Failure of fluorocarbon copolymer pipes subjected to mechanical strain in an alkaline environment

Highlights

• Pipes made in fluorocarbon copolymer failed due to leaking.

• IR spectroscopy, thermal analysis, optical and electron microscopy were carried out.

• A mechanochemical degradation mechanism was identified as cause of failure.

Abstract

A failure analysis was carried out on leaking fluorocarbon-based copolymer pipes used in a cleaning and disinfection plant. Pipes conveyed a solution of sodium hydroxide and showed leaking after two months of service. Leaks originated from reddish-colored cuts located on the bending curves of the external surface of the pipes. Experimental findings and literature review pointed out that a combined effect of chemical degradation and mechanical strain (similar to stress corrosion cracking) triggered the failure. This type of degradation developed in high pH hydroxide solution due to dehydrofluorination of the exposed surface, starting material embrittlement and formation of crazes and microcracks. An applied mechanical deformation accelerated the crack opening and the solvent diffusion, up to the consequent pipe leaking and failure.

Introduction

Poly (vinylidene fluoride) (PVDF) is a high molecular weight semi-crystalline polymer obtained from the polymerization of 1,1-difluoroethylene (CH₂ = CF₂).

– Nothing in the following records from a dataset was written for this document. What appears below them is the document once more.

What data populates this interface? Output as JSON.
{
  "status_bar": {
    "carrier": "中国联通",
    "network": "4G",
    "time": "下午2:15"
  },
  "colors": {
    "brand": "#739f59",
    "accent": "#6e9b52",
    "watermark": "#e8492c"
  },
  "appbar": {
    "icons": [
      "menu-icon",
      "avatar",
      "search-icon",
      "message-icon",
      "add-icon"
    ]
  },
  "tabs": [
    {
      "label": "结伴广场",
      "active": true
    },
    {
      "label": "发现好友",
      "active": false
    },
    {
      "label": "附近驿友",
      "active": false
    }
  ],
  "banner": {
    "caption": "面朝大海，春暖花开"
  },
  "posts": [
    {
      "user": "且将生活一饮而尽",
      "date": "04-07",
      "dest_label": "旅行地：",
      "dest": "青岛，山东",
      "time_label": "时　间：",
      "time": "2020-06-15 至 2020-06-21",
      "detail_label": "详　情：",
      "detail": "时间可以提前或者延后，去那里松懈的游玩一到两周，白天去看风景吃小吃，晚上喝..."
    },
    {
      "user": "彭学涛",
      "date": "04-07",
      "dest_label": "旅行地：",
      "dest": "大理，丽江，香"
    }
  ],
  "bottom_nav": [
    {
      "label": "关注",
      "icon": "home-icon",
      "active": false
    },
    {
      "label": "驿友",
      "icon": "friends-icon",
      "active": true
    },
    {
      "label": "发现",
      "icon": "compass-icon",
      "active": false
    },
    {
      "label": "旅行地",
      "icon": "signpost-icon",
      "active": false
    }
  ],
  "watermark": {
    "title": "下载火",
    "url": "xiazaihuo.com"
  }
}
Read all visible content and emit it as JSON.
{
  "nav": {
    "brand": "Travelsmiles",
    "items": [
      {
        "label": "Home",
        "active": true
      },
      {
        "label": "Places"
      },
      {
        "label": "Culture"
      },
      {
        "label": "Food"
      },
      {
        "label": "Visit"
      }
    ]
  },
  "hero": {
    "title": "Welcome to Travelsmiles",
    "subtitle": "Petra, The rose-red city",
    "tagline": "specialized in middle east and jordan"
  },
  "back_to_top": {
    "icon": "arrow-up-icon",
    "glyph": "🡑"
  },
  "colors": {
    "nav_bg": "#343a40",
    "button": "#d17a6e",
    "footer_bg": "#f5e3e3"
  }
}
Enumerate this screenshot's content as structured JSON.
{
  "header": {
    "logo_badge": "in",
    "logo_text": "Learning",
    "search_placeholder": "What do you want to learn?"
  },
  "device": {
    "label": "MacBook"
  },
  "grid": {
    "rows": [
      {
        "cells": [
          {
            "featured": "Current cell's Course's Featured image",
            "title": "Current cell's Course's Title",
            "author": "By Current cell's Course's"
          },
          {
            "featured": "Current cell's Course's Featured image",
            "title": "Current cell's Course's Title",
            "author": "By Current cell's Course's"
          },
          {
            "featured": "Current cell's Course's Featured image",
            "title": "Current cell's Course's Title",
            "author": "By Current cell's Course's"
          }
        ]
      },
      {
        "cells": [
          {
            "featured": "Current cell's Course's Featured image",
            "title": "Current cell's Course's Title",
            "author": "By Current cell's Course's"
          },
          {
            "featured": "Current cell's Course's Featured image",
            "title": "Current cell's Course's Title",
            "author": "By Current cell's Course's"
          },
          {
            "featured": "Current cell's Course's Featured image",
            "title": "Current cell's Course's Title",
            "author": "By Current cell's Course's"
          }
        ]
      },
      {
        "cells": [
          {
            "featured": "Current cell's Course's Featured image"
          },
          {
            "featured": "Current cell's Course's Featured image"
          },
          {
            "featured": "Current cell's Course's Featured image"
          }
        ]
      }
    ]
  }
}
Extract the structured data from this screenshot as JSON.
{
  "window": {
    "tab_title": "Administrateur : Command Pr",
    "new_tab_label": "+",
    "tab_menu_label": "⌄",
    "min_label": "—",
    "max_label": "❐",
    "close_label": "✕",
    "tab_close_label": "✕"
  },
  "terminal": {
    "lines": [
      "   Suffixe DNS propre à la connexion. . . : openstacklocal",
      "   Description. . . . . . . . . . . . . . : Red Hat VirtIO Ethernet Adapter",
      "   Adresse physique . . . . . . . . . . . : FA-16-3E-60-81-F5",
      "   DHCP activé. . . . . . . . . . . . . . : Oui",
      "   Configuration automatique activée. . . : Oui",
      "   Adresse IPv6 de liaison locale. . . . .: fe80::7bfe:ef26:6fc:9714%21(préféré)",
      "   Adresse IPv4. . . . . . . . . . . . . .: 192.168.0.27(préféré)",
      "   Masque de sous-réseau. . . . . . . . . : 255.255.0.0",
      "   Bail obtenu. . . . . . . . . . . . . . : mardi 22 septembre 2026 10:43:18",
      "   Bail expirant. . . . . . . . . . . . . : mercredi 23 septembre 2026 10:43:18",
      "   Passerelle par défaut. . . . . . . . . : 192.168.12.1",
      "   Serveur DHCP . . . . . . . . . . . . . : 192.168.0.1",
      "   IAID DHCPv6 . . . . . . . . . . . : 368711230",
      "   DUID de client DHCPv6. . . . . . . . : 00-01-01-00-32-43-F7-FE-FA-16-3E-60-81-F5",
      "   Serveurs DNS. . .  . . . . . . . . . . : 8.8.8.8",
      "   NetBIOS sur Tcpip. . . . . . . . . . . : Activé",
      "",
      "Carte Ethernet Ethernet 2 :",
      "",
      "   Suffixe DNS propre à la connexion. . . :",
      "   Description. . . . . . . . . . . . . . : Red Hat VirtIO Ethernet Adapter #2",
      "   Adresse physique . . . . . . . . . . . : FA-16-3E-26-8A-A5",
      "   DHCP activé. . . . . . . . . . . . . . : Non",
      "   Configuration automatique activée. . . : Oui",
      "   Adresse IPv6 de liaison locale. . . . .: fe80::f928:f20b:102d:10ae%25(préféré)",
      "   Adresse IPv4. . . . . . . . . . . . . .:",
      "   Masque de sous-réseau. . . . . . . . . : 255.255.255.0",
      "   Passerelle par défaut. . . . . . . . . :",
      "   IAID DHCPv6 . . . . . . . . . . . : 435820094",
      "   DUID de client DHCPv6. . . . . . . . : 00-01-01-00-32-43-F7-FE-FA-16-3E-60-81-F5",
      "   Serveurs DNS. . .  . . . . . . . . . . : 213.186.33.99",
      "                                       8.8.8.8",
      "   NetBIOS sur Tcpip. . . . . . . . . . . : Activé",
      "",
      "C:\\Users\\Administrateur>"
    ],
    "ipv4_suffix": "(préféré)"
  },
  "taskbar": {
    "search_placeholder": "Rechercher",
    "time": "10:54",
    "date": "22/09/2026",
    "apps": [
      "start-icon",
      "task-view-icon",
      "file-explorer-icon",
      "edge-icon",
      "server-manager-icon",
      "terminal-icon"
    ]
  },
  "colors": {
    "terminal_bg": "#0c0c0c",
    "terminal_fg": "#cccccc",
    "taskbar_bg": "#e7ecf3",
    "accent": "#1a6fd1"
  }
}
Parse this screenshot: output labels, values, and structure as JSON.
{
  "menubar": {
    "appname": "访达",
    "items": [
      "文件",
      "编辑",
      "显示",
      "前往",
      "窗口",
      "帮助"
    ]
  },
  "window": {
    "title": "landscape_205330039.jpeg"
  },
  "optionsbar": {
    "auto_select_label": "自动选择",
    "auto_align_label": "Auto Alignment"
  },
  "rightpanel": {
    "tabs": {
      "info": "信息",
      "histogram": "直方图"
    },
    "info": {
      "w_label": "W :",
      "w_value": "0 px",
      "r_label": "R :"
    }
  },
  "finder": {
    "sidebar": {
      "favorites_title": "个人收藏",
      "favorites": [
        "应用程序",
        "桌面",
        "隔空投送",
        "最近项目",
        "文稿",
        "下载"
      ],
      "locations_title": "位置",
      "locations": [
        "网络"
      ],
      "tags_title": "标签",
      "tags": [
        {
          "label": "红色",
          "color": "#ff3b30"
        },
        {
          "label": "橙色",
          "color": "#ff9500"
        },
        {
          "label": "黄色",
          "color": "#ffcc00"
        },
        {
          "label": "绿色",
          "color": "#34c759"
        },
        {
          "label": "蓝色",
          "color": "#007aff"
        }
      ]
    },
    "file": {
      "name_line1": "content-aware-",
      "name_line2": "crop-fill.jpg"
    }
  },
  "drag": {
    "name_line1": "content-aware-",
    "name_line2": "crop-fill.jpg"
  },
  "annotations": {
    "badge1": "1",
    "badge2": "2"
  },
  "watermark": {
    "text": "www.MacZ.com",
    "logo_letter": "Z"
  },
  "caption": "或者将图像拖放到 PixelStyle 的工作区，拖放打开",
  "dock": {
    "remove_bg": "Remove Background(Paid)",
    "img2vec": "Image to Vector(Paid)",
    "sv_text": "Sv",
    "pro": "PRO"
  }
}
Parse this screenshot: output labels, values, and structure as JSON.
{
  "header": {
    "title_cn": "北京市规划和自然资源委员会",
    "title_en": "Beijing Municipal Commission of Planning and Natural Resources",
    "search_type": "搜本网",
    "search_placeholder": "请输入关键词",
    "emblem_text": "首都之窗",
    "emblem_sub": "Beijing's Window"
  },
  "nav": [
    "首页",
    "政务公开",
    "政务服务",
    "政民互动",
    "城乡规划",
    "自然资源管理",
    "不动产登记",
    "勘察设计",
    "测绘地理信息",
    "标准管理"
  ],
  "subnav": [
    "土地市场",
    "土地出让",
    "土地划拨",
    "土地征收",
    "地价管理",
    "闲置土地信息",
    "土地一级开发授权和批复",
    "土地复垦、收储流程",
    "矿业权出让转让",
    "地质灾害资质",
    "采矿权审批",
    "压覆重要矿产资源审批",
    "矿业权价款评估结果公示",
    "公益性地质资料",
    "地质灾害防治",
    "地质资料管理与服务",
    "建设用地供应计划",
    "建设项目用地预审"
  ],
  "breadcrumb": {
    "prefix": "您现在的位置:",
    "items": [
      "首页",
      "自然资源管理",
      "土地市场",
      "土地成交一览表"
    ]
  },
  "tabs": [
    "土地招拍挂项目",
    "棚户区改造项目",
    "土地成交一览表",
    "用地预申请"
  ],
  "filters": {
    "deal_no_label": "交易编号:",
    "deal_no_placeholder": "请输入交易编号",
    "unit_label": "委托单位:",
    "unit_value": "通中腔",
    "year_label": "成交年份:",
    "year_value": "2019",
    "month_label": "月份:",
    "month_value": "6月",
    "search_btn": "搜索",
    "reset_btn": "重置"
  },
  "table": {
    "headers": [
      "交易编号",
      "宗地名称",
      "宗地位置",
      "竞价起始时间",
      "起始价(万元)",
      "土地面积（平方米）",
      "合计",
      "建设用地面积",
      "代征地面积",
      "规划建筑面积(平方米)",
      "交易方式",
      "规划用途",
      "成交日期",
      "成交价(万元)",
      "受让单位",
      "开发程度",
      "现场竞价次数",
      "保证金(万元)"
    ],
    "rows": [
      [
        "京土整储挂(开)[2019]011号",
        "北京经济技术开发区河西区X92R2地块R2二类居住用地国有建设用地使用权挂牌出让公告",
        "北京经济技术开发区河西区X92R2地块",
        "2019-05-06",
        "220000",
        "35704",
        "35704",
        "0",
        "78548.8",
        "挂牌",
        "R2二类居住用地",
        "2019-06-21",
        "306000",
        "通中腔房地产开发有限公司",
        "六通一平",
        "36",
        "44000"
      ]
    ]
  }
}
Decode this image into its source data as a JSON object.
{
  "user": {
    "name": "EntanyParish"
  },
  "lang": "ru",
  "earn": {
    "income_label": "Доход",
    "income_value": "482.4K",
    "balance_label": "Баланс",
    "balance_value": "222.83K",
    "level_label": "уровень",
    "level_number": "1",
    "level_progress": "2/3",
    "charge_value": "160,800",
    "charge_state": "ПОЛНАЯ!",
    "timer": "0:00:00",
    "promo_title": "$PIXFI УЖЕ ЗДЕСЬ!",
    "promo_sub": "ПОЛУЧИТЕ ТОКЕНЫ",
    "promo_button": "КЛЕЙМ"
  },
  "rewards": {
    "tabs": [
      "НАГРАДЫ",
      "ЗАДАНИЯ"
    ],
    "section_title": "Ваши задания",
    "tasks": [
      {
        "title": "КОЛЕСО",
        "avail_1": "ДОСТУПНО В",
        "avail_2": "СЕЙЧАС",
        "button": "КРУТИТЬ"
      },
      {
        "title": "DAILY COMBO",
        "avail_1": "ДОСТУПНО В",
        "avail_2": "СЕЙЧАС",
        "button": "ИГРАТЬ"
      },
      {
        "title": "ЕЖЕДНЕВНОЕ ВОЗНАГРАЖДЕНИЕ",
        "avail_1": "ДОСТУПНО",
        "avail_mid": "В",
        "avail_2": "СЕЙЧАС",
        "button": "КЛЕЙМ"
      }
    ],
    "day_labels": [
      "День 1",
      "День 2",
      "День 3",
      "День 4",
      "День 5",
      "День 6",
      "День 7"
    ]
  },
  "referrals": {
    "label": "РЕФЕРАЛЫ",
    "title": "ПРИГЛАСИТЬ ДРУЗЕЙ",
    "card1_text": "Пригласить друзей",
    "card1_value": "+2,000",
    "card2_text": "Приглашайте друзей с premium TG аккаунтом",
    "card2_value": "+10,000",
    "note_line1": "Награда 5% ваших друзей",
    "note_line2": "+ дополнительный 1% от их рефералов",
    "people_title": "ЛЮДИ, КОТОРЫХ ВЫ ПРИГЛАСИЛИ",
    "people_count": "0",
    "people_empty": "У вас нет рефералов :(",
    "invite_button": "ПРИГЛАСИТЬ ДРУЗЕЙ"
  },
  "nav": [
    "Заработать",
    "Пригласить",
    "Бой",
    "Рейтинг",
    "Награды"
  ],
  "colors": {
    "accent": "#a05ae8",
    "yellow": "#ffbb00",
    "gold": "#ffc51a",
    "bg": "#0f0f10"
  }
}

It is widely used in engineering applications such as piping, gasket, filtering membranes thanks to its high mechanical, thermal and chemical stability [1], [2], [3]. Processing parameters can affect the PVDF final properties, including dielectric and mechanical properties. Depending on the crystallization conditions, PVDF may present four different polymorphs that are defined by the conformation of the polymer chains and their crystalline structure: the orthorhombic α, β and δ phases and the monoclinic γ phase [4], [5], [6]. PVDF is rigid, and it is generally poorly suited for objects subject to bending like pipes. It can be co-polymerized to obtain a flexible material such as the poly[vinyl fluoride]-co-[hexafluoropropylene] [PVDF-co-HFP] [7]. PVDF and its copolymers are able to resist several chemicals and harsh conditions; nevertheless, the detrimental effects of strong hydroxide solutions are well known [3], [8], [9]. This copolymer used to manufacture the flexible pipes studied in this work is known under the trade name Arkema Kynarflex® 2800. According to the manufacturer’s datasheet [10], [11], this material is able to withstand several chemicals and harsh conditions. Concerning the reported case, it can resist an aqueous sodium hydroxide [NaOH] solution with a concentration of up to 10% wt. [pH ≤ 13.5] at a maximum temperature of 50 °C; it is not recommended for use at room temperature with NaOH solution with a concentration greater than 50% wt. Several cases of environmental stress cracking affecting PVDF products in service are reported [9], [12], [13], [14] few of them concern also its copolymers and similar fluorocarbon polymers [15], [16]. In order to improve the stability of this specific material in service conditions, it is essential to analyze the failure and understand if the same degradation mechanism applies also on this particular copolymer.